Dom Cobb est un fugitif. Voleur expérimenté et spécialisé dans l'extraction, c'est-à-dire dans l'art de subtiliser des informations par le rêve, Cobb doit réaliser l'impossible pour pouvoir retrouver sa vie d'avant : l'inception. Au lieu de dérober un secret, il doit semer une idée dans l'esprit d'une personne.
Dans les rêves tout paraît normal, ce qui laisse une liberté infinie au réalisateur. Dans
Inception, il y a autant de niveaux de lecture que de réalités. La narration est complexe, fragmentée par la construction d'intrigues imbriquées. Et c'est tout le cinéma qui s'y exprime. Entre science-fiction, suspens, film d'action et drame émotionnel,
Inception marque autant le septième art que
Matrix en 1999. Et derrière le désordre psychologique illustré par un labyrinthe onirique, se cache une déchirante histoire d'amour. Même dans ce registre,
Nolan ne s'égare pas et traite délicatement le sujet, sans jamais tomber dans la niaiserie habituelle au cinéma.
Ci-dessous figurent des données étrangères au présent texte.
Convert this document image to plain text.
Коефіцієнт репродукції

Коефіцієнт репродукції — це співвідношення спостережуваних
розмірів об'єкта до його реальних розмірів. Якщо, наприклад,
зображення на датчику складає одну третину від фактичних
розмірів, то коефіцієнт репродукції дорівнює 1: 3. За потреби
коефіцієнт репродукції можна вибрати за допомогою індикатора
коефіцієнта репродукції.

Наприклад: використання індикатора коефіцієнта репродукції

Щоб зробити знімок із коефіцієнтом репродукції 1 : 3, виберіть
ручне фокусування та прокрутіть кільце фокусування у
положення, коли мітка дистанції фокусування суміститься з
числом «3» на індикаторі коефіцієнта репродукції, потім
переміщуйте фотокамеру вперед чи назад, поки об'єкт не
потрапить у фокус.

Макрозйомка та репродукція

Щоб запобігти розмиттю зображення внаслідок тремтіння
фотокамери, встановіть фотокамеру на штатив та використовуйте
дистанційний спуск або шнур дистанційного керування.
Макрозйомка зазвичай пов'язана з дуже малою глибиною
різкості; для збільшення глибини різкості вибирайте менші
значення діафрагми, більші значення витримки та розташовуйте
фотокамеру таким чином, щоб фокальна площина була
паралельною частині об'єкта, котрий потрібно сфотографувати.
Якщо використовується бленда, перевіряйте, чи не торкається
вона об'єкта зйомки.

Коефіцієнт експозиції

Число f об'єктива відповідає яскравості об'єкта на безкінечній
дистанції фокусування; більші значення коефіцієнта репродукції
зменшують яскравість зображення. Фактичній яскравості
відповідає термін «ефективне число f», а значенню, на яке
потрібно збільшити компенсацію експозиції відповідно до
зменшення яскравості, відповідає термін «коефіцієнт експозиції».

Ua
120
Avec un casting aussi pointu, on ne peut s'empêcher de s'attarder un peu sur les comédiens. Certains, comme
Leonardo DiCaprio,
Joseph Gordon-Levitt et
Marion Cotillard (inquiétante dans le bon sens du terme), sont présents dès la magistrale scène d'exposition qui s'éloigne des traditionnelles mises en bouche. D'autres, comme
Tom Hardy (aussi bon faussaire que son personnage),
Ellen Page et
Cillian Murphy, viennent renforcer le jeu dans la suite du film.
Leonardo DiCaprio, après l'excellent
Shutter Island de
Scorsese, ne change pas beaucoup de registre en interprétant un homme rongé par le remords et hanté par le souvenir de sa femme, mais réussit à donner vie à un personnage différent.
Joseph Gordon-Levitt, le héros de
(500) jours ensemble, supporte l'apesanteur comme personne... Il a gagné en élégance et en maturité, alors qu'
Ellen Page (
Juno,
Bliss) semble encore petite au milieu des "grands", mais défend toute de même très bien son rôle. Pour la troisième fois sous la direction de
Nolan,
Cillian Murphy, mémorable dans
Le vent se lève de
Ken Loach (Palme d'or 2006), est toujours aussi délicieux.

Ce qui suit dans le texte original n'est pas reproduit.